Karal seems better this morning, and because she is due for shots, I'll bring her to Companion Hospital. I was channeling my friend Sonya, however, as she's always there for me in ways I hope to be there for Karal --- that is, modeling how to find meaning in the sanctity of each and every second. Pam, Leo, and Bev are saints. So is Jake. They care, and I'm appreciative of them. I'm happier, however, that the puppy came back to her normal self...it was just a temporary scare, perhaps triggered by eating something she shouldn't have...a random berry, a tree ornament, goose poop, a cigarette butt...a sea shell. Who the hell knows?
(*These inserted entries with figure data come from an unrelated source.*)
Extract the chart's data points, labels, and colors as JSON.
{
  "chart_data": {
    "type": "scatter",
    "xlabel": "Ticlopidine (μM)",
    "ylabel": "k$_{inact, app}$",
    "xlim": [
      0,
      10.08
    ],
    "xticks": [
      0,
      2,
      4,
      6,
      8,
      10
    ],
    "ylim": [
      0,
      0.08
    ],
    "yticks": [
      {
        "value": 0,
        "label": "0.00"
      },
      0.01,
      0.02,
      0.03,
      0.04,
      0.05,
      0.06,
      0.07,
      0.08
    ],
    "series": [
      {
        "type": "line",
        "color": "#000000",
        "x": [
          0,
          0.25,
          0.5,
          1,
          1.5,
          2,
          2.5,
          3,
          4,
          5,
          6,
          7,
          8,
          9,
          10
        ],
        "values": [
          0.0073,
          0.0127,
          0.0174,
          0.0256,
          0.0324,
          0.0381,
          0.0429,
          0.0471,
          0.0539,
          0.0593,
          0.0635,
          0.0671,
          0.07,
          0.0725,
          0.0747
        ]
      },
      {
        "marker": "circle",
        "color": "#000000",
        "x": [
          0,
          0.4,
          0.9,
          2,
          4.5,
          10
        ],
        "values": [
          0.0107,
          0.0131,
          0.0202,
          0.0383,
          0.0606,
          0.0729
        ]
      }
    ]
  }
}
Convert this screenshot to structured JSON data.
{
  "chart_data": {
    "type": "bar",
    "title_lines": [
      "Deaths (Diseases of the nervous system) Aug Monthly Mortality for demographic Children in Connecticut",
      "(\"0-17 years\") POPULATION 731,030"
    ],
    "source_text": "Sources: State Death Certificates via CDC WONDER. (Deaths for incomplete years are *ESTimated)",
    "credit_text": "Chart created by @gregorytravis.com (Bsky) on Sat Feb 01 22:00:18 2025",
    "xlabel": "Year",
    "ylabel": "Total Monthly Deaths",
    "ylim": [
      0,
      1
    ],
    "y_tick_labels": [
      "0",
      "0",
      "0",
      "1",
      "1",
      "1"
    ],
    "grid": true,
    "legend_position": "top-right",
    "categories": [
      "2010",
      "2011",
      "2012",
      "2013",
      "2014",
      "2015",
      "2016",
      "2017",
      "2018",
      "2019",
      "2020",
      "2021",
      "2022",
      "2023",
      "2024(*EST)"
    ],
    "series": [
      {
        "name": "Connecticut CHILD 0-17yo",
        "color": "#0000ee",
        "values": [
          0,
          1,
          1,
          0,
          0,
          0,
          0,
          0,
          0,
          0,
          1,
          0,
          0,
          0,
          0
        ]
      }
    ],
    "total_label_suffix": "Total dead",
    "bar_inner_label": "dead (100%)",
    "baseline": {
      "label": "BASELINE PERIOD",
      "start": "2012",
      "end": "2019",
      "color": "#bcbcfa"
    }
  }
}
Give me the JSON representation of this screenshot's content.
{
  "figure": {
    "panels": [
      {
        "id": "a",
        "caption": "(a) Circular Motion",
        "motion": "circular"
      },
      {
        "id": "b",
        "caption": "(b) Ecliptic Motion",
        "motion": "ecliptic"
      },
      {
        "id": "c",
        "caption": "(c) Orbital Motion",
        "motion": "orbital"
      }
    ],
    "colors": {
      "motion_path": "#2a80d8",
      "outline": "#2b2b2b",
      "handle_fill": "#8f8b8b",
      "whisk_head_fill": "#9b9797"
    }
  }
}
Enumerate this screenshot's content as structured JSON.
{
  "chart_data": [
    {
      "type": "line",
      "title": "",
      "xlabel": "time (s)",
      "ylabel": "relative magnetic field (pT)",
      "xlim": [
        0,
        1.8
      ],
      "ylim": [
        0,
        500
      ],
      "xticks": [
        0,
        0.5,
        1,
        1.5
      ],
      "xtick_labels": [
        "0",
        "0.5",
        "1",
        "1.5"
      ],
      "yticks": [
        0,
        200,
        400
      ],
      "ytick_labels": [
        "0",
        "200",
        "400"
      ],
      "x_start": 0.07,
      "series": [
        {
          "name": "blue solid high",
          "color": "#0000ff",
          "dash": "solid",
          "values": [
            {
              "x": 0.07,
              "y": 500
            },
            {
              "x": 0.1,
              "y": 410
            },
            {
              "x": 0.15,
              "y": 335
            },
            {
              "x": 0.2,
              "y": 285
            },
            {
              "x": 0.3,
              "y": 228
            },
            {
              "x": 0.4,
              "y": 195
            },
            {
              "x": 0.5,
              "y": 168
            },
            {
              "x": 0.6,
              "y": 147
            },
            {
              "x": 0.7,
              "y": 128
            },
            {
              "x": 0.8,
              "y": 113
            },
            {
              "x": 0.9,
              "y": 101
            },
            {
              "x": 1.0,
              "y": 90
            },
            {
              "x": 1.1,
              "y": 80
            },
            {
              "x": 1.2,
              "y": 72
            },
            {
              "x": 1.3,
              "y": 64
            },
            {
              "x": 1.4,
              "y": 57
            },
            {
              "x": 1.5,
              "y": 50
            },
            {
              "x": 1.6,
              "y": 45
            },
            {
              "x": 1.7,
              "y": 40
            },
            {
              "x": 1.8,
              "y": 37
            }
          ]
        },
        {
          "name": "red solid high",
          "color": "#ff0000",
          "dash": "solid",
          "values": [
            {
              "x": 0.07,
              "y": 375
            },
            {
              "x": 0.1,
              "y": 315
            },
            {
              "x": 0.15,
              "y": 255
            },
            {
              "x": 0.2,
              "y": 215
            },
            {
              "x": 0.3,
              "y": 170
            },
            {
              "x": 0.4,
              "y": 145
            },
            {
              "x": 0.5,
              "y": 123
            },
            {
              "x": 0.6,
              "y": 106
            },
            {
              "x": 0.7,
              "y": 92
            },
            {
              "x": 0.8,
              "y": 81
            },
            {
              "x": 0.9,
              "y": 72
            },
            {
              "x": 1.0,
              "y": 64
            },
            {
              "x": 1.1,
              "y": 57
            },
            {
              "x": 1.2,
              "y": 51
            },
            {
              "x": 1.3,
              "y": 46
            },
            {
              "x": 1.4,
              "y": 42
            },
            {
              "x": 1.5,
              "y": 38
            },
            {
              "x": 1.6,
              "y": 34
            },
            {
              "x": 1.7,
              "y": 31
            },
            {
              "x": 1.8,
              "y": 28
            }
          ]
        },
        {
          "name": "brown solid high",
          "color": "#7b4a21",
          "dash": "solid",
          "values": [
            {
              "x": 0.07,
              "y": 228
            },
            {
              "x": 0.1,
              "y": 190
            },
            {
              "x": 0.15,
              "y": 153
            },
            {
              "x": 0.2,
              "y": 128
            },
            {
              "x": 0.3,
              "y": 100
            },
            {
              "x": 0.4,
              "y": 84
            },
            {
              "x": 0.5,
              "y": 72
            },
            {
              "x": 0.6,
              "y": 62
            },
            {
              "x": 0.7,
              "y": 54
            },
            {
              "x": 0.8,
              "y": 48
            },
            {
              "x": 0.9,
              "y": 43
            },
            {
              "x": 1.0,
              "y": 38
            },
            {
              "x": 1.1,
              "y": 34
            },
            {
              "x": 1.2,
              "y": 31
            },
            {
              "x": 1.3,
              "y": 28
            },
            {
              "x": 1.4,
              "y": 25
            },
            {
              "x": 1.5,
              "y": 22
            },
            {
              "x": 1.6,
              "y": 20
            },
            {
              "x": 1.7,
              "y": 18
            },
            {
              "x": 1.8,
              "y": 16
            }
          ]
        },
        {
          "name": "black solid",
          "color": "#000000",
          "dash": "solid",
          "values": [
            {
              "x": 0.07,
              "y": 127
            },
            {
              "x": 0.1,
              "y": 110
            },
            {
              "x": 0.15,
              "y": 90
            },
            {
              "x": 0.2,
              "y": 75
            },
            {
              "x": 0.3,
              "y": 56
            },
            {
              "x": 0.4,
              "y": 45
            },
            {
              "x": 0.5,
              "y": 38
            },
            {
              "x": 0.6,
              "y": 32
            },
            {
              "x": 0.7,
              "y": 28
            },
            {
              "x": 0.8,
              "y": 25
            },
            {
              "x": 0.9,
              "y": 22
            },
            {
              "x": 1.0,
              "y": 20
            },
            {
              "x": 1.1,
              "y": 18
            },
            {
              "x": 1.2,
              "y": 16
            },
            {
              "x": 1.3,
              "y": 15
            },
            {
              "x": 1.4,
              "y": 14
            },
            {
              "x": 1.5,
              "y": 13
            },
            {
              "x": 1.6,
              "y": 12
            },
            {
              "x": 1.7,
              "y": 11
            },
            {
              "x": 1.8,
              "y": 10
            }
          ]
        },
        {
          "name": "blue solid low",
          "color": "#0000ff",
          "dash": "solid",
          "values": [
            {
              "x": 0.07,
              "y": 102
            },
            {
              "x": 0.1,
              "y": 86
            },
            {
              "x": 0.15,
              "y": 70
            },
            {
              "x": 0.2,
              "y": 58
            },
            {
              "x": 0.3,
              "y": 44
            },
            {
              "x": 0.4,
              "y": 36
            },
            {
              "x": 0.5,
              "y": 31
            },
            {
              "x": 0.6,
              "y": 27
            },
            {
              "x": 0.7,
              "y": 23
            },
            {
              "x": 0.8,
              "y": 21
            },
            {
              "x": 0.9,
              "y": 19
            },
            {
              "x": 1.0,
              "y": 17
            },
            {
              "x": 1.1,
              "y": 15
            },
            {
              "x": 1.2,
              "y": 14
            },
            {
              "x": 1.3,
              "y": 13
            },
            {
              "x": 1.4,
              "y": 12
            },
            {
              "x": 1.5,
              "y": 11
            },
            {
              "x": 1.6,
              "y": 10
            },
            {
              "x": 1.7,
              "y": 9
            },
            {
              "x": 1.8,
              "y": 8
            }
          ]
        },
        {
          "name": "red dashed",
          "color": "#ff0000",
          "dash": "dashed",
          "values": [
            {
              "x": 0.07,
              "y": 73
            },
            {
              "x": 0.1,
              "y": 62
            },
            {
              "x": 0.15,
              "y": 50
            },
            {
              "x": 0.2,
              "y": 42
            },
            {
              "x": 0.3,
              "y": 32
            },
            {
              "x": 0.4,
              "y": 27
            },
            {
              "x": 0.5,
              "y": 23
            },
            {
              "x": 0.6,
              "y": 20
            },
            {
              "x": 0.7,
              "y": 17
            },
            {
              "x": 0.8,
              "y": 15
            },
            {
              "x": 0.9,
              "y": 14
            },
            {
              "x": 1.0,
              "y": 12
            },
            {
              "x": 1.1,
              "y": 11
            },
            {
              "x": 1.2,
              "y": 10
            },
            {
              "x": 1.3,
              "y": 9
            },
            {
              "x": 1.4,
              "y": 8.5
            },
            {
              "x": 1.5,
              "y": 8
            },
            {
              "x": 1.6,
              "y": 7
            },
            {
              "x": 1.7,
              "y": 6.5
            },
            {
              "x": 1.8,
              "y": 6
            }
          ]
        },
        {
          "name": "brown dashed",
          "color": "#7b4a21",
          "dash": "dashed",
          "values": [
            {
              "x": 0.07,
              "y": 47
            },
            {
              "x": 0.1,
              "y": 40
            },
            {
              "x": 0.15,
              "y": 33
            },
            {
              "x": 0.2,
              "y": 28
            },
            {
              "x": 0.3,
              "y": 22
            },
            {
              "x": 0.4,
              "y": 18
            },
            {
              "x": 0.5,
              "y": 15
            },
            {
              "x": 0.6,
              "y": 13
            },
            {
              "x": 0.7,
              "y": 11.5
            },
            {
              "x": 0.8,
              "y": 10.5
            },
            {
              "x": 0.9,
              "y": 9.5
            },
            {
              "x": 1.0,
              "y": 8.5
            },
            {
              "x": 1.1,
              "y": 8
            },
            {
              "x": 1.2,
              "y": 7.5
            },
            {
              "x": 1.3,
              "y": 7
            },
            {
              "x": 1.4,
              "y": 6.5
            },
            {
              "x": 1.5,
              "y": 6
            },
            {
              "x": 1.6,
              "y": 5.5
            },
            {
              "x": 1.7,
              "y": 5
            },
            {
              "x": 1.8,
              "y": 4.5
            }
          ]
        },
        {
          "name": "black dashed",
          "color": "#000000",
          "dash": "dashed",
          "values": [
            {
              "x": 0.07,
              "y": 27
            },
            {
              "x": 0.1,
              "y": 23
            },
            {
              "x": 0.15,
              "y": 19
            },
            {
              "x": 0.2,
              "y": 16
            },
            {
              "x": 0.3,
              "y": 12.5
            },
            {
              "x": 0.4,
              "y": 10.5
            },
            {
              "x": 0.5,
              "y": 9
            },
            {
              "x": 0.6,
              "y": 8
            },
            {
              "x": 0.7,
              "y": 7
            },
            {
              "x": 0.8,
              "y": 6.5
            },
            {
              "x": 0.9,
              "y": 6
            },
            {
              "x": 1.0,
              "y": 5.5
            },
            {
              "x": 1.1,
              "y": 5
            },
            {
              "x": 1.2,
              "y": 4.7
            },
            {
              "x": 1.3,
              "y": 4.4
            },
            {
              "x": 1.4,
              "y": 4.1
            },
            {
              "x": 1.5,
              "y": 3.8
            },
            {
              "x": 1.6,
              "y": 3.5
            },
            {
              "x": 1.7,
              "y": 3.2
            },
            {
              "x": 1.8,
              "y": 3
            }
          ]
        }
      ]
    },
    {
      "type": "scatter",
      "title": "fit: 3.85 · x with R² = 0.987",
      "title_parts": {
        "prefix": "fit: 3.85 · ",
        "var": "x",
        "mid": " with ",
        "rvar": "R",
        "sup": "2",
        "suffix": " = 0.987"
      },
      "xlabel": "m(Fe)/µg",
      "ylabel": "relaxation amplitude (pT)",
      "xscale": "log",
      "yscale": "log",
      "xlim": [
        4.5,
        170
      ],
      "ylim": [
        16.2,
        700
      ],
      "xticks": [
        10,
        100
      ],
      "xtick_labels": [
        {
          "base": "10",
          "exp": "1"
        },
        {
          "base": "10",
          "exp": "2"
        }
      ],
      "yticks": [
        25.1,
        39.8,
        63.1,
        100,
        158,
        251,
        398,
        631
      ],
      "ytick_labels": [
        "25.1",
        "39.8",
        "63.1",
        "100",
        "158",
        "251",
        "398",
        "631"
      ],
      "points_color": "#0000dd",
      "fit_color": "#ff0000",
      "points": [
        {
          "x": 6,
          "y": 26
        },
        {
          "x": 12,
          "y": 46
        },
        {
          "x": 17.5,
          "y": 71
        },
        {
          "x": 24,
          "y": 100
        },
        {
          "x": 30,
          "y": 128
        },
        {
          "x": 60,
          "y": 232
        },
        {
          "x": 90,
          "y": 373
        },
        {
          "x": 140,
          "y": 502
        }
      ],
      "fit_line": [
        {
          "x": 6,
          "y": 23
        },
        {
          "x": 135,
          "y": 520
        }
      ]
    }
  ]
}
Moment by moment, we never know when our tiny acts will put us in a tailspin of worry, overthinking, drama, and concern. But that is life, especially for empathetic and compassionate souls like me. One second we're walking along the shores of Walnut Beach, the next second we're holding the jaws of a sick dog so she'll swallow H202 and vomit her eternity onto a concrete entryway.
All this is to say, Congratulations! Sonya Huber, on the book launch. I can think of nothing else I'd rather do today that read more of this memoir. That is, of course, after we pay a surprise visit to Chitunga in Stamford, delivering to him his first Christmas tree, and lunch, all while sharing joy in the chaos of a Sunday afternoon, when I should be grading, should be writing, and should be finishing Sonya's latest book.
Enormous acts within every tiny moment. Tiny victories within the enormity of it all.